EZB fordert rasche Maßnahmen gegen die Krise. Europas Banken brauchen 220 Milliarden Euro

Frankfurt/Main. Die Europäische Zentralbank (EZB) malt ein düsteres Bild der Lage. Die Finanzstabilität im Euro-Raum ist nach Einschätzung der Notenbanker so stark gefährdet wie nie seit der Lehman-Pleite im Herbst 2008. Letztlich hätten sich die Spannungen auf dem Markt für Staatsanleihen gepaart mit schon vorhandenen Problemen vieler Geschäftsbanken derart verstärkt, "dass sie Dimensionen einer systemischen Krise annahmen, wie sie seit dem Zusammenbruch von Lehman Brothers vor drei Jahren nicht zu beobachten war", schreibt die EZB in ihrem Finanzstabilitätsbericht.

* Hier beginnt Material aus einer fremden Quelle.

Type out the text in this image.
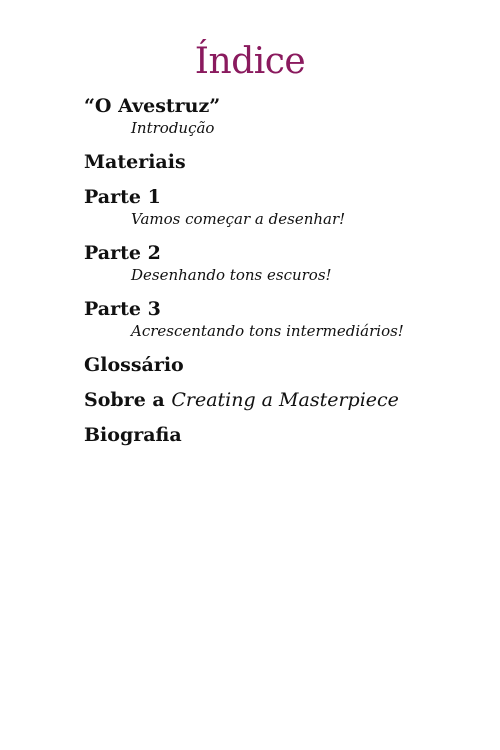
Índice
“O Avestruz”
Introdução
Materiais
Parte 1
Vamos começar a desenhar!
Parte 2
Desenhando tons escuros!
Parte 3
Acrescentando tons intermediários!
Glossário
Sobre a Creating a Masterpiece
Biografia
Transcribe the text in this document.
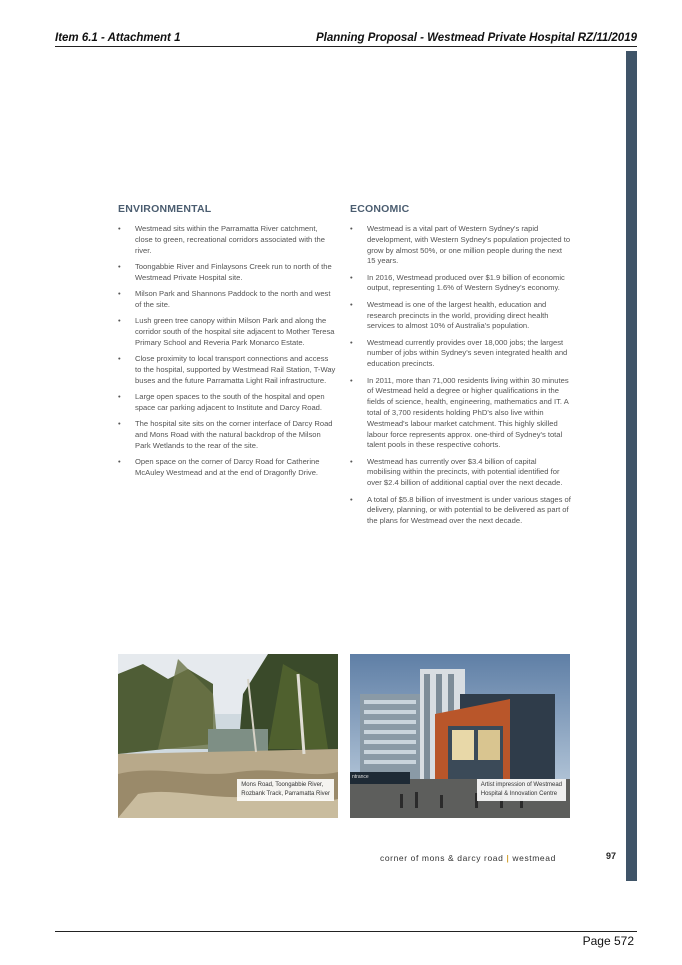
Item 6.1 - Attachment 1	Planning Proposal - Westmead Private Hospital RZ/11/2019
ENVIRONMENTAL
• Westmead sits within the Parramatta River catchment, close to green, recreational corridors associated with the river.
• Toongabbie River and Finlaysons Creek run to north of the Westmead Private Hospital site.
• Milson Park and Shannons Paddock to the north and west of the site.
• Lush green tree canopy within Milson Park and along the corridor south of the hospital site adjacent to Mother Teresa Primary School and Reveria Park Monarco Estate.
• Close proximity to local transport connections and access to the hospital, supported by Westmead Rail Station, T-Way buses and the future Parramatta Light Rail infrastructure.
• Large open spaces to the south of the hospital and open space car parking adjacent to Institute and Darcy Road.
• The hospital site sits on the corner interface of Darcy Road and Mons Road with the natural backdrop of the Milson Park Wetlands to the rear of the site.
• Open space on the corner of Darcy Road for Catherine McAuley Westmead and at the end of Dragonfly Drive.
ECONOMIC
• Westmead is a vital part of Western Sydney's rapid development, with Western Sydney's population projected to grow by almost 50%, or one million people during the next 15 years.
• In 2016, Westmead produced over $1.9 billion of economic output, representing 1.6% of Western Sydney's economy.
• Westmead is one of the largest health, education and research precincts in the world, providing direct health services to almost 10% of Australia's population.
• Westmead currently provides over 18,000 jobs; the largest number of jobs within Sydney's seven integrated health and education precincts.
• In 2011, more than 71,000 residents living within 30 minutes of Westmead held a degree or higher qualifications in the fields of science, health, engineering, mathematics and IT. A total of 3,700 residents holding PhD's also live within Westmead's labour market catchment. This highly skilled labour force represents approx. one-third of Sydney's total talent pools in these respective cohorts.
• Westmead has currently over $3.4 billion of capital mobilising within the precincts, with potential identified for over $2.4 billion of additional captial over the next decade.
• A total of $5.8 billion of investment is under various stages of delivery, planning, or with potential to be delivered as part of the plans for Westmead over the next decade.
Mons Road, Toongabbie River,
Rozbank Track, Parramatta River
ntrance
Artist impression of Westmead
Hospital & Innovation Centre
corner of mons & darcy road | westmead	97
Page 572
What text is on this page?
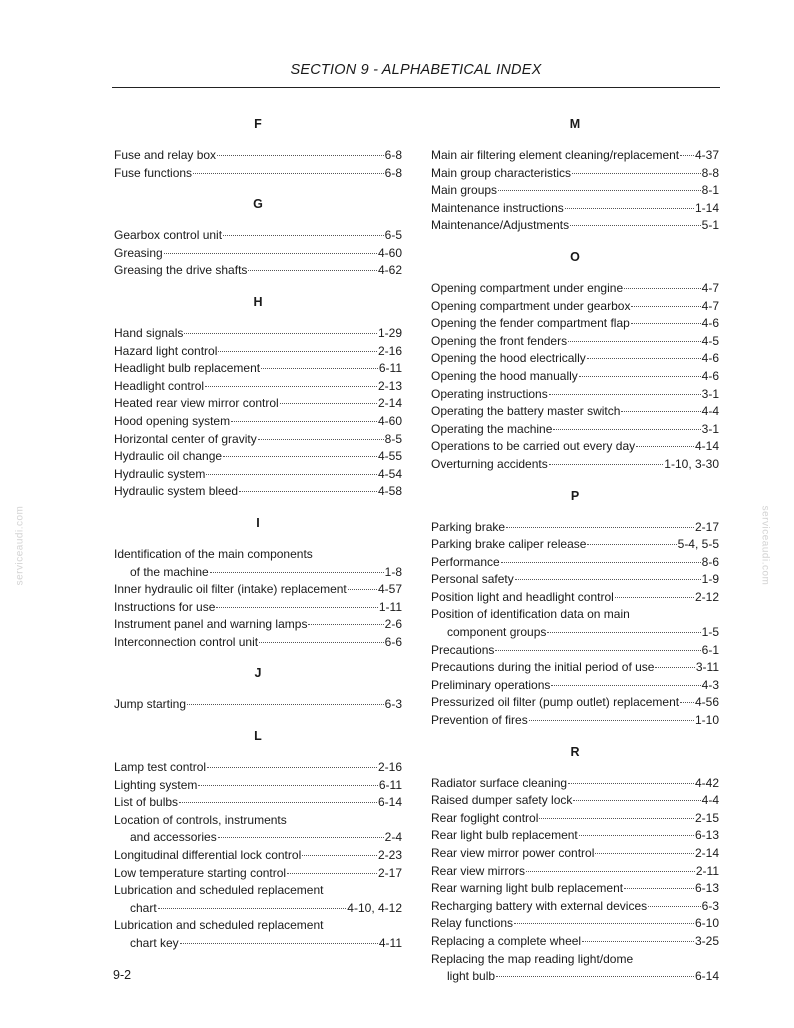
SECTION 9 - ALPHABETICAL INDEX
F
Fuse and relay box	6-8
Fuse functions	6-8
G
Gearbox control unit	6-5
Greasing	4-60
Greasing the drive shafts	4-62
H
Hand signals	1-29
Hazard light control	2-16
Headlight bulb replacement	6-11
Headlight control	2-13
Heated rear view mirror control	2-14
Hood opening system	4-60
Horizontal center of gravity	8-5
Hydraulic oil change	4-55
Hydraulic system	4-54
Hydraulic system bleed	4-58
I
Identification of the main components
of the machine	1-8
Inner hydraulic oil filter (intake) replacement	4-57
Instructions for use	1-11
Instrument panel and warning lamps	2-6
Interconnection control unit	6-6
J
Jump starting	6-3
L
Lamp test control	2-16
Lighting system	6-11
List of bulbs	6-14
Location of controls, instruments
and accessories	2-4
Longitudinal differential lock control	2-23
Low temperature starting control	2-17
Lubrication and scheduled replacement
chart	4-10, 4-12
Lubrication and scheduled replacement
chart key	4-11
M
Main air filtering element cleaning/replacement 4-37
Main group characteristics	8-8
Main groups	8-1
Maintenance instructions	1-14
Maintenance/Adjustments	5-1
O
Opening compartment under engine	4-7
Opening compartment under gearbox	4-7
Opening the fender compartment flap	4-6
Opening the front fenders	4-5
Opening the hood electrically	4-6
Opening the hood manually	4-6
Operating instructions	3-1
Operating the battery master switch	4-4
Operating the machine	3-1
Operations to be carried out every day	4-14
Overturning accidents	1-10, 3-30
P
Parking brake	2-17
Parking brake caliper release	5-4, 5-5
Performance	8-6
Personal safety	1-9
Position light and headlight control	2-12
Position of identification data on main
component groups	1-5
Precautions	6-1
Precautions during the initial period of use	3-11
Preliminary operations	4-3
Pressurized oil filter (pump outlet) replacement 4-56
Prevention of fires	1-10
R
Radiator surface cleaning	4-42
Raised dumper safety lock	4-4
Rear foglight control	2-15
Rear light bulb replacement	6-13
Rear view mirror power control	2-14
Rear view mirrors	2-11
Rear warning light bulb replacement	6-13
Recharging battery with external devices	6-3
Relay functions	6-10
Replacing a complete wheel	3-25
Replacing the map reading light/dome
light bulb	6-14
serviceaudi.com	serviceaudi.com
9-2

Die Pleite der US-Investmentbank Lehman Brothers Mitte September 2008 hatte weltweit Schockwellen ausgelöst. Staaten und Notenbanken pumpten in der Folge Milliarden in die Märkte, um den Zusammenbruch des Finanzsystems zu verhindern. In der zweiten Jahreshälfte 2011 hätten die Risiken für die Finanzstabilität im Euro-Raum "beträchtlich" zugenommen. Die Turbulenzen um verschuldete Euro-Staaten griffen zunehmend auf Geschäftsbanken über.

Gestern wies EZB-Vizepräsident Vítor Constâncio bei der Vorstellung des Berichts darauf hin, dass sowohl Staaten als auch Banken im Euro-Raum in den nächsten Jahren etliche Milliarden benötigen, um Schulden zu tilgen. Das sei kein leichtes Unterfangen. Für Banken belaufe sich der Bedarf allein im ersten Quartal 2012 auf 220 Milliarden Euro. Die EZB sei bemüht, mit Zinsen auf Rekordtief die Konjunktur anzukurbeln, und mit einem Maßnahmenpaket den von Staatsschulden- und Vertrauenskrise gebeutelten Banken auf die Beine zu helfen. Der Euro-Raum befinde sich an einem Wendepunkt.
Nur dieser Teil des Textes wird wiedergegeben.